More than 156 million full-time workers in the U.S. spend most of their daily waking hours in the workplace, providing employers with an important opportunity to foster a healthy and safe work environment,” said CDC Director Robert R. Redfield, M.D. “It is encouraging to see a growing number of worksites developing and promoting a culture of health for employees.”
CDC and researchers at the University of North Carolina at Chapel Hill's Gillings School of Global Public Health surveyed nearly 3,000 diverse worksites about their health promotion programs and policies. These included for-profit, nonprofit, and government worksites of all industry sectors and sizes across the United States. In contrast, the 2004 survey looked at non-governmental workplaces only and those with 50 or more employees. The survey had a high proportion of small employers; 77.1 percent of the respondents had less than 100 employees. Small employers represent over 90 percent of all employers nationwide.
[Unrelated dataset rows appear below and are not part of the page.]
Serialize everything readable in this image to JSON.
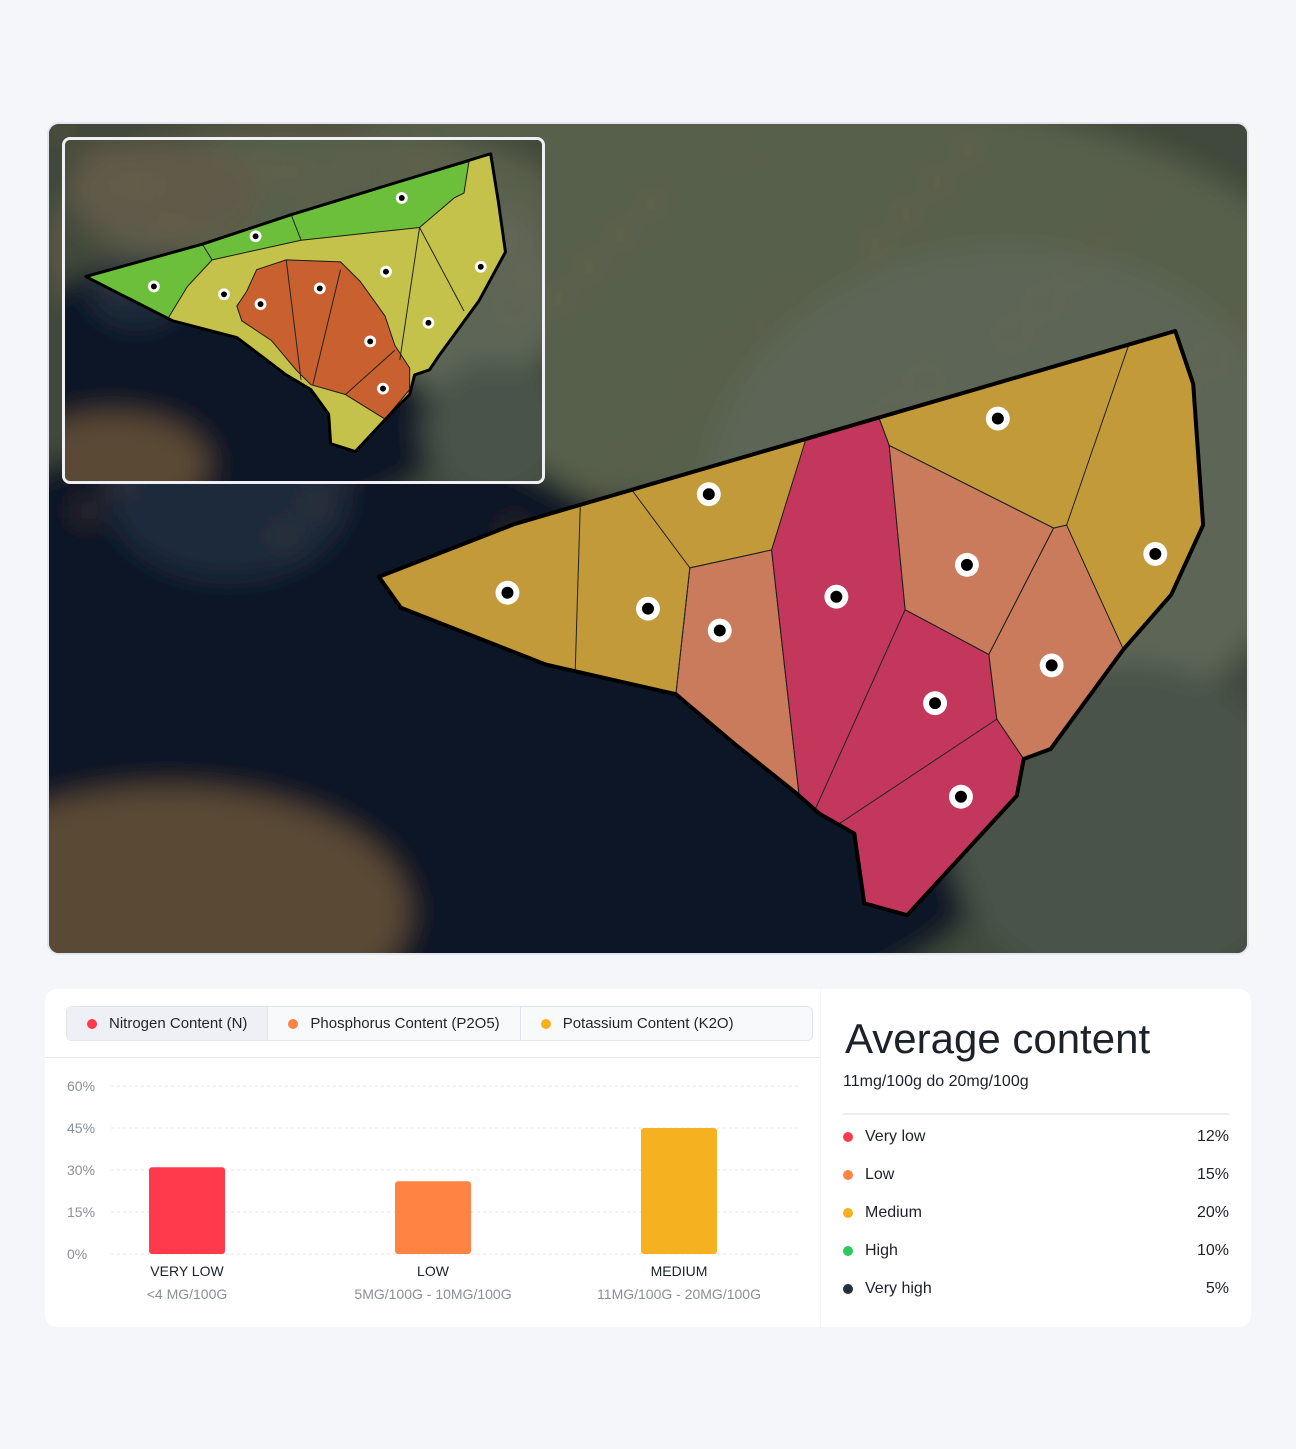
{
  "map": {
    "colors": {
      "gold": "#c29a3a",
      "salmon": "#c97b5c",
      "crimson": "#c3375d",
      "green": "#6cbf3a",
      "yellow": "#c4c24a",
      "orange": "#c9602f"
    }
  },
  "tabs": [
    {
      "label": "Nitrogen Content (N)",
      "color": "#ff3a4c",
      "active": true
    },
    {
      "label": "Phosphorus Content (P2O5)",
      "color": "#ff8444",
      "active": false
    },
    {
      "label": "Potassium Content (K2O)",
      "color": "#f5b120",
      "active": false
    }
  ],
  "chart_data": {
    "type": "bar",
    "categories": [
      "VERY LOW",
      "LOW",
      "MEDIUM"
    ],
    "subcategories": [
      "<4 MG/100G",
      "5MG/100G - 10MG/100G",
      "11MG/100G - 20MG/100G"
    ],
    "values": [
      31,
      26,
      45
    ],
    "colors": [
      "#ff3a4c",
      "#ff8444",
      "#f5b120"
    ],
    "yticks": [
      "0%",
      "15%",
      "30%",
      "45%",
      "60%"
    ],
    "ylim": [
      0,
      60
    ],
    "grid": true
  },
  "stats": {
    "title": "Average content",
    "range": "11mg/100g  do  20mg/100g",
    "items": [
      {
        "label": "Very low",
        "value": "12%",
        "color": "#ff3a4c"
      },
      {
        "label": "Low",
        "value": "15%",
        "color": "#ff8444"
      },
      {
        "label": "Medium",
        "value": "20%",
        "color": "#f5b120"
      },
      {
        "label": "High",
        "value": "10%",
        "color": "#2cc95a"
      },
      {
        "label": "Very high",
        "value": "5%",
        "color": "#262d3d"
      }
    ]
  }
}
Nationally, almost 30 percent of employers offered some type of program to address physical activity, fitness or sedentary lifestyle. About 19 percent offered programs to help employees stop using tobacco products and about 17 percent offered programs to address obesity or weight management.
“The study shows the opportunity to continue to increase workplace health promotion programs among small employers across the U.S.,” said Jason Lang, M.P.H, M.S., co-author of the report and lead for CDC’s Workplace Health Program, Division of Population Health, National Center for Chronic Disease Prevention and Health Promotion. “Preventable health conditions such as obesity and heart disease can be improved through effective and comprehensive workplace health promotion and disease prevention programs.”
Workplace health promotion programs can save companies money by reducing healthcare and absenteeism costs and improving worker productivity.